Though Coleman's music is characterized by a geometrical complexity akin to a 1920s cubist still-life by Georges Braque, the musicians have no trouble navigating Coleman's knotty paths. The players might have changed over the years, but the approach is much as it ever was: the meters are still multi-polyrhythmic, the melodic patterns still complex, and the arrangements as intertwined as a Möbius strip. Prototypical examples of Coleman's penchant for multi-tiered arrangements and compositional intricacy, “Jan 18” and “Noctiluca (Jan 11)” (the two based on both the eight lunar phases and the eight trigrams of the I-Ching) alternate between concise solo and full-band statements, with Shyu's vocals threaded in amongst the instrumental ensemble and the two drummers generating a thick gumbo underneath. Here and elsewhere, Coleman's voice is immediately identifiable in its sharp-edged angularity and clarity of tone, and his playing can be clearly heard in spite of the thick swirl of sound churning in perpetual motion around him.
He typically infuses his music with ideas and theory and The Mancy of Sound is no exception, the most clear-cut example being the twenty-six-minute centerpiece, the Ifá Suite, whose four parts represent fire, earth, air, and water, and are symbolized by red, brown, green, and blue, respectively. Ifá itself refers to a philosophical system of the Yoruba-speaking people of West Africa, and Coleman even uses the codification of the sixteen Odú Ifá as the basis for the album's cover design and for the suite's rhythmic, melodic, and harmonic elements. During the suite, moods range from comparatively turbulent and energized (“Fire-Ogbe,” “Air-Iwori”) to ruminative and languorous (“Earth-Idi,” “Water-Oyeku”). It's worth noting that Coleman originally created the piece for Cassandra Wilson, who gave him the idea of composing music inspired by the Odú Ifá, in that—while not wanting to take anything away from Shyu, who does a more-than-credible job—the recording would have benefited from the presence of Wilson's distinctively smoky voice.

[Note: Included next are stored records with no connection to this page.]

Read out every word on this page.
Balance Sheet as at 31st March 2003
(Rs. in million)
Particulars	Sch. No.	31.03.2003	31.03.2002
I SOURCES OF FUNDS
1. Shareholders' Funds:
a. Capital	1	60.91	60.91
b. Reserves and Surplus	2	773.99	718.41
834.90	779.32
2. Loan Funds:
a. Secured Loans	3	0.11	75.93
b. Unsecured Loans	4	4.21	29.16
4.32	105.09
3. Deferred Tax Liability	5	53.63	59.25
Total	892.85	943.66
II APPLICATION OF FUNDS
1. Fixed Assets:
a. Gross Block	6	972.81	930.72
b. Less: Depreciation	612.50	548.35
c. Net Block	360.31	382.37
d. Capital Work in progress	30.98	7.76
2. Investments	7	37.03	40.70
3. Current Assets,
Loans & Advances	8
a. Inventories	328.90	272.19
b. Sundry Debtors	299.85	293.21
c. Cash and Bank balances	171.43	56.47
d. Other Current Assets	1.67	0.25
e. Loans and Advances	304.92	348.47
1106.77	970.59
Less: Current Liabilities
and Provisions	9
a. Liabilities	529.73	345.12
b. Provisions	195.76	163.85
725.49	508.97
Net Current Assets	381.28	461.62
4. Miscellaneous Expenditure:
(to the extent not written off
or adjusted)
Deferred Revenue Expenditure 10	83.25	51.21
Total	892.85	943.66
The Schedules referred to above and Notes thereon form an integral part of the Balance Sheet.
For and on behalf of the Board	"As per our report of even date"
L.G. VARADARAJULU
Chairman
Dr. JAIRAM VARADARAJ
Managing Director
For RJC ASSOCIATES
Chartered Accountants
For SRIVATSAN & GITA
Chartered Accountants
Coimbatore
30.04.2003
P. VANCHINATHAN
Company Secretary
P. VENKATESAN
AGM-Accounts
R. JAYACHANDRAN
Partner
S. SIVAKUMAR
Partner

With density the norm, those moments when Coleman allows a less full sound to dominate end up being all the more satisfying when they occur. Originating out of a Coleman composition for saxophone and orchestra (commissioned and performed by the American Composers Orchestra), “Formation 1” and “Formation 2” offer respites from the full-band presentation in giving spotlights to multiple combinations of sax, trombone, trumpet, and voice; more importantly, the settings allow the listener an opportunity to more easily experience the purely visceral pleasure that Coleman's complex counterpoint can provide. On a closing note, Pi Recordings deserves some kind of medal for providing a home for the Steve Colemans and Henry Threadgills of the world. Such artists are rarely huge sellers in the marketplace, and consequently their sojourns on major labels end up being invariably brief. All praise, then, to Pi for enabling a visionary's music to be heard.